I know this as Oxalis?

31 Oct, 2010

 

Well it's certainly not what I call clover!

31 Oct, 2010

 

sounds miraculous!
that leaf looks like oxalis to me but is that the same family as clover?
can you get 4-leafed oxalis for luck??

31 Oct, 2010

 

To be honest, I have no idea what it is.. My wife calls it a "clover"..
It was a very old plant that my wife had growing long before we met and I "took it under my wing", gave it the very best growing environment possible and the little guy is thriving like crazy in his new organic "home".. :-)

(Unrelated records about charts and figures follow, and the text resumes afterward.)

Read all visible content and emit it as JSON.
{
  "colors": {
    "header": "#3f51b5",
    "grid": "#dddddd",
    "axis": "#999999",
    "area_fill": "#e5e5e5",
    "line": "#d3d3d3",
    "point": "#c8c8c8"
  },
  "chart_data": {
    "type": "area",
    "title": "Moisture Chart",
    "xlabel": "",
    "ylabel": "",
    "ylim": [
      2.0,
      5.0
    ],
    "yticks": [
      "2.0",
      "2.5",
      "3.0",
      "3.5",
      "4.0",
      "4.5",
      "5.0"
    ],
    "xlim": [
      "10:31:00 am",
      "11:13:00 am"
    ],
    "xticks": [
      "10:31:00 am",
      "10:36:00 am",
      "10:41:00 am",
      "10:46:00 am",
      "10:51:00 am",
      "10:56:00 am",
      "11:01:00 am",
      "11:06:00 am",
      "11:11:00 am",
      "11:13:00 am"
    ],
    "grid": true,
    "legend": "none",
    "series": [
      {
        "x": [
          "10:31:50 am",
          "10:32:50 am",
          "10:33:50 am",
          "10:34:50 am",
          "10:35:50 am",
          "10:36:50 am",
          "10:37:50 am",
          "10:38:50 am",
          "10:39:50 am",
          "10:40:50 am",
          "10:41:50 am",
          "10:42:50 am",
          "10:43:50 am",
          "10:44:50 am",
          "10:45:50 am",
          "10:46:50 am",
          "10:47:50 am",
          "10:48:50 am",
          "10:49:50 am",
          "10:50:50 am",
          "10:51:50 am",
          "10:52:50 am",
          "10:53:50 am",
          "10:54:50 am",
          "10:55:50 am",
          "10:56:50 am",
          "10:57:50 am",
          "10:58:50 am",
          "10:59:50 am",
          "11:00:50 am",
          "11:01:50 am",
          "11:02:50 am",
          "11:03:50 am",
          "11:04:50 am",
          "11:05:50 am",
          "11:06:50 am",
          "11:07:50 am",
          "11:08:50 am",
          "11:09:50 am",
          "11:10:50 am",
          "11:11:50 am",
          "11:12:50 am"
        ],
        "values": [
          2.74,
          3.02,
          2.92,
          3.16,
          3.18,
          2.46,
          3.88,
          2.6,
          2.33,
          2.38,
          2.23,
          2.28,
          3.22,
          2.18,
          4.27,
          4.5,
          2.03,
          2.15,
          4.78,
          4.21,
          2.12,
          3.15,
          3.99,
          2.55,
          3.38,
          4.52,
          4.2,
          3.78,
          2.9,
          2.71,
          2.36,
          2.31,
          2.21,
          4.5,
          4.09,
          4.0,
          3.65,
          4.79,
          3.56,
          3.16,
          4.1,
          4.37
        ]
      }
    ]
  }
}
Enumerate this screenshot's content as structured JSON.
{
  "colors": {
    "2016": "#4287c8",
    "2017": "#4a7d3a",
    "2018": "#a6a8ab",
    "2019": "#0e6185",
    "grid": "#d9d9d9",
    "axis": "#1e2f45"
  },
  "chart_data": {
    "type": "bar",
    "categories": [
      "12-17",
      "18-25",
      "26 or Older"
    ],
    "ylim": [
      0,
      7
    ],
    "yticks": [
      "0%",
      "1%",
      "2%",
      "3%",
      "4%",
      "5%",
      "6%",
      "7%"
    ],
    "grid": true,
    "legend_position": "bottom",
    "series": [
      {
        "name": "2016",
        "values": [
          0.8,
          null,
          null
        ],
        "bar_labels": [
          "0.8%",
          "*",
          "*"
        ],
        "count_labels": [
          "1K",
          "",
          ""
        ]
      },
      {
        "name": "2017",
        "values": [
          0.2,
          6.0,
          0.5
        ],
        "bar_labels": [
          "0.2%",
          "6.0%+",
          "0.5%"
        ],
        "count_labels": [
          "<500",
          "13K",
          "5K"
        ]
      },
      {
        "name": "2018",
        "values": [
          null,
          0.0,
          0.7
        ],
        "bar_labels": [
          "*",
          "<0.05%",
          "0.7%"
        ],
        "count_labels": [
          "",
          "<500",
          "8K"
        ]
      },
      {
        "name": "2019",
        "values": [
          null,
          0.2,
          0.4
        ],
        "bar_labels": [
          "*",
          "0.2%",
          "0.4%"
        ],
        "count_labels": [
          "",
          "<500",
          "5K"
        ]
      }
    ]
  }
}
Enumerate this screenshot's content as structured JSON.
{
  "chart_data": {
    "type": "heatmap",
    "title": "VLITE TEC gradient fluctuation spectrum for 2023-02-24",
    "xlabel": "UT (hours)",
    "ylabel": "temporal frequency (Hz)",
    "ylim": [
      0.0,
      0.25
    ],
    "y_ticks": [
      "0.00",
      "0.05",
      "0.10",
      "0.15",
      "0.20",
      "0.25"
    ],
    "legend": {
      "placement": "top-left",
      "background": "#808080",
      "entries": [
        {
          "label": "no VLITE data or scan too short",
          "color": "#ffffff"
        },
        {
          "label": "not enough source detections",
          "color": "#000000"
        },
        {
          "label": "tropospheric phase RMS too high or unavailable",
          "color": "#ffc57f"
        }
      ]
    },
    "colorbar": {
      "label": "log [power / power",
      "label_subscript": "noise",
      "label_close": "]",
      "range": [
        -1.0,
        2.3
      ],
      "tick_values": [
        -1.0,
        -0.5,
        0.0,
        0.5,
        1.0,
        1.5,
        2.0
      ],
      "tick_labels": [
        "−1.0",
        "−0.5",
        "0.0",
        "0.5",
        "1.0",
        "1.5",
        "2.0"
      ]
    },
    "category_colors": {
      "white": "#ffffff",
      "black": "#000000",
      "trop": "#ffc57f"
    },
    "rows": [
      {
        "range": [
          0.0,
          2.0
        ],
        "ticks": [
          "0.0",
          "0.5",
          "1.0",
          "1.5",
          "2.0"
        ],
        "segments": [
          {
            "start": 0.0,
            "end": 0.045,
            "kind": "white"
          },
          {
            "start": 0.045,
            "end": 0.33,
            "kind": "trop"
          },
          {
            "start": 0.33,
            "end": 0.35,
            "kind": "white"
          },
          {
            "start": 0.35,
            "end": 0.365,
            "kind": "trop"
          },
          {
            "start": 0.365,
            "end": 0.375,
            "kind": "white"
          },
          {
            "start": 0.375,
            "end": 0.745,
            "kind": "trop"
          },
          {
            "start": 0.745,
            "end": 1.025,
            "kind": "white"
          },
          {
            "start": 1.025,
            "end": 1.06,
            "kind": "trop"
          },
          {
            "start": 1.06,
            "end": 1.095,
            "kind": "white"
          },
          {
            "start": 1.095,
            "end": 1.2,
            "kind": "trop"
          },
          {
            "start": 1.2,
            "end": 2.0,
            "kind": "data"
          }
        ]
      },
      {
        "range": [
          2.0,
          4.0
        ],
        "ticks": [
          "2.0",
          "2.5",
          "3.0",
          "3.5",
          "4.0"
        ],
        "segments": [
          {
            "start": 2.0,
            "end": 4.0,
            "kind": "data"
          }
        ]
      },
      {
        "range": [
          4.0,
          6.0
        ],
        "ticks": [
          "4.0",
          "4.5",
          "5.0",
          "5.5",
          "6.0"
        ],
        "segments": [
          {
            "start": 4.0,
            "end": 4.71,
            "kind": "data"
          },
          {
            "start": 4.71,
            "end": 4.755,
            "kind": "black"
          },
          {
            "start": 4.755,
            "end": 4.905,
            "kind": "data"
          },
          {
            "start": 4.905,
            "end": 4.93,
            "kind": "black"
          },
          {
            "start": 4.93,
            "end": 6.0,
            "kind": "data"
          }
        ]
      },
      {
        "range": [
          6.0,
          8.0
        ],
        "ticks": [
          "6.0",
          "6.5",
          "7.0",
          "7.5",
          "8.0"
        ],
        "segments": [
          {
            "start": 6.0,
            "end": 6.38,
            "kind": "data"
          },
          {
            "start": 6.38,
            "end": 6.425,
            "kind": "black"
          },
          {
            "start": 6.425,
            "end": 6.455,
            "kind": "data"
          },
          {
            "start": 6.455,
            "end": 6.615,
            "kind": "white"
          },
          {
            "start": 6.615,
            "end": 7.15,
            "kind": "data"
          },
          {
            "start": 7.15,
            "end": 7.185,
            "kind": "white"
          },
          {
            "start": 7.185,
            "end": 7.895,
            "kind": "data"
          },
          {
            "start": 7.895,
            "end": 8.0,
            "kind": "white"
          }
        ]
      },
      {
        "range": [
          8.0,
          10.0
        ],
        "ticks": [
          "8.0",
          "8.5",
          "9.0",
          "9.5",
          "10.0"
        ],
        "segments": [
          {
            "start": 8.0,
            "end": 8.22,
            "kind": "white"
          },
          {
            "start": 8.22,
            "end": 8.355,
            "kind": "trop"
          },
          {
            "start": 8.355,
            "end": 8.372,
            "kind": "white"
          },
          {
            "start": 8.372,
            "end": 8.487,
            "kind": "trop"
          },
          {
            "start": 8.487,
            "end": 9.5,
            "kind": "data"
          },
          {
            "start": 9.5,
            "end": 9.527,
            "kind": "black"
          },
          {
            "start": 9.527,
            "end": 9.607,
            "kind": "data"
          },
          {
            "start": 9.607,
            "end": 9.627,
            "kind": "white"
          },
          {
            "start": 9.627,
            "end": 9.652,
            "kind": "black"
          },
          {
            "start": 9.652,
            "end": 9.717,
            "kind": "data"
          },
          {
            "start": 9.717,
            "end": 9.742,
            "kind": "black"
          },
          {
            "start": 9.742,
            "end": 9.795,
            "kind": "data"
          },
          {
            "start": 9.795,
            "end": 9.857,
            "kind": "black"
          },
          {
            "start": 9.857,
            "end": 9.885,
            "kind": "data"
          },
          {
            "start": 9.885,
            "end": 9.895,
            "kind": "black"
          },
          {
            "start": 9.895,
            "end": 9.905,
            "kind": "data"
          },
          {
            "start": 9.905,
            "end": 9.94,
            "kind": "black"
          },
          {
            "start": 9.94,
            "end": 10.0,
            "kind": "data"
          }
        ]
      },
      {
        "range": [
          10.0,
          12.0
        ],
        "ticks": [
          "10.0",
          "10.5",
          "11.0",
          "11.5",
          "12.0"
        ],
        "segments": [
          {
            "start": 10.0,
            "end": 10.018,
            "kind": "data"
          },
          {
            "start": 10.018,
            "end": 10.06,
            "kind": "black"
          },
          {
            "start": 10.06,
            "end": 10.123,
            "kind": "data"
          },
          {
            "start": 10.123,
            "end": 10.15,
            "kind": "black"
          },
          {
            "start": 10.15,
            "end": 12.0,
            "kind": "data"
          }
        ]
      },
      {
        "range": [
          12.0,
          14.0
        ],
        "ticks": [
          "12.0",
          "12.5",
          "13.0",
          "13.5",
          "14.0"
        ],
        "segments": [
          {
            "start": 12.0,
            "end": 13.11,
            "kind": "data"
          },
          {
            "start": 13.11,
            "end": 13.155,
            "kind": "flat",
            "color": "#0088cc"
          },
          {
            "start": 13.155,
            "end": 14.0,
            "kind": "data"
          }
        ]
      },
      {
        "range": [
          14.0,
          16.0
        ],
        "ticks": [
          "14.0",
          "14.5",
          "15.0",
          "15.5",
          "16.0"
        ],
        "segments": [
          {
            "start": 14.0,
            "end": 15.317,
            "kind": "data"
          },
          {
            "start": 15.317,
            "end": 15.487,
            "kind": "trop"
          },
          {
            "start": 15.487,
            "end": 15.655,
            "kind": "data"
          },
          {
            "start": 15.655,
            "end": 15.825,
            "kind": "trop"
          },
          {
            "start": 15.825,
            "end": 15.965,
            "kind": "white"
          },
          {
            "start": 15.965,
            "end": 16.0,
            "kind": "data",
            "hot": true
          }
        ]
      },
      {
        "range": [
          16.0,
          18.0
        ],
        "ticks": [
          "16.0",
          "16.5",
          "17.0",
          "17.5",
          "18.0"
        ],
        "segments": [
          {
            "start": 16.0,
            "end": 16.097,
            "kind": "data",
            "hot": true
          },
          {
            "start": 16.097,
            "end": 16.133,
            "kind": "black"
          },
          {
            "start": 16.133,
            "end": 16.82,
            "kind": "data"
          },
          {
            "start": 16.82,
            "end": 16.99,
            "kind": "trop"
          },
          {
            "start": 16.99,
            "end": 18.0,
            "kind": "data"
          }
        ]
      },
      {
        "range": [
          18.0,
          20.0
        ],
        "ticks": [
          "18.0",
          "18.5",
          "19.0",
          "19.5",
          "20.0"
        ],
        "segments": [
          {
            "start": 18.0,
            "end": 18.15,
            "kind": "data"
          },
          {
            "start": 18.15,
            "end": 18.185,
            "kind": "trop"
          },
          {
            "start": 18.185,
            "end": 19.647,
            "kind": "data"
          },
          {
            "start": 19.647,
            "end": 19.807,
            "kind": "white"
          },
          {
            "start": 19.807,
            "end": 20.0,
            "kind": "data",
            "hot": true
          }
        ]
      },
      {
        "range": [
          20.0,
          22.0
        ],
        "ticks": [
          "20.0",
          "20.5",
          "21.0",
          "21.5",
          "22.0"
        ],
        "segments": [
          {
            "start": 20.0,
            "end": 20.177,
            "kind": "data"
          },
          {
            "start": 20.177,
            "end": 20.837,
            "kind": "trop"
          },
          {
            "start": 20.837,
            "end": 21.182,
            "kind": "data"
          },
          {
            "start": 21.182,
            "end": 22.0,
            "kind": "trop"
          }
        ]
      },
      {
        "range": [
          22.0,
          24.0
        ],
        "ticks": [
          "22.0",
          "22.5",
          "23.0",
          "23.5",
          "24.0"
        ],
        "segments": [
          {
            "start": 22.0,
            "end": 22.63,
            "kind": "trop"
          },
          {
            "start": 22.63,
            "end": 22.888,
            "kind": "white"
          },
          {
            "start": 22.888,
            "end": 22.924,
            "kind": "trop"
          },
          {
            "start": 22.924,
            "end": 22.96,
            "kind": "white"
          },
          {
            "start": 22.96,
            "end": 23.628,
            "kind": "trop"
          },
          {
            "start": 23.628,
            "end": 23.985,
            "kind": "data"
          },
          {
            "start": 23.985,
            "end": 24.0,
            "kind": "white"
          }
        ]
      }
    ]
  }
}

I have never seen a plant respond to a simple "up-potting" like this one has. The poor little guy's root system had been restricted in that hard clay soil over the years and he's ONE happy camper, wanting to "show off" in his new home! {chuckle}

Pretty cool..

31 Oct, 2010

 

It's the old green form of Oxalis triangularis...and the oldest one I've ever heard of! From the looks of the leaves, it's suffering from an excess of salts in the soil, so I would flush it out with a couple of liters of purified water, and empty the saucer after watering, hereafter.

1 Nov, 2010

 

Tugbrethil, the slight browning of the leaves is a combination of slight transplant shock plus some nighttime
temperatures in the 40's this week. This little guy has been a houseplant for all of those years and is currently outdoors on the porch where it receives bright indirect sunlight.
It now resides indoors in my office window for the winter.
I went to the trouble of having its' potting soil tested here:
http://www.texasplantandsoillab.com/ because I wanted to be so very careful with it because of its' age. The organic potting soil was PH neutral with no traces of detrimental trace elements and had a near-perfect biological balance.
;-)

2 Nov, 2010

 

Whoops! Sorry, I'm probably projecting my own horticultural problems on you! Ours are just recovering from the summer, so I didn't even think about chill damage. I also should have been paying closer attention to your original post, where you said that it was just repotted a week previously--amazing the growth and bloom since then. Lucky plant in that type of soil! Mine reside in Black Gold Cactus Mix, which is a pretty good mix, but I doubt the company takes that kind of precautions.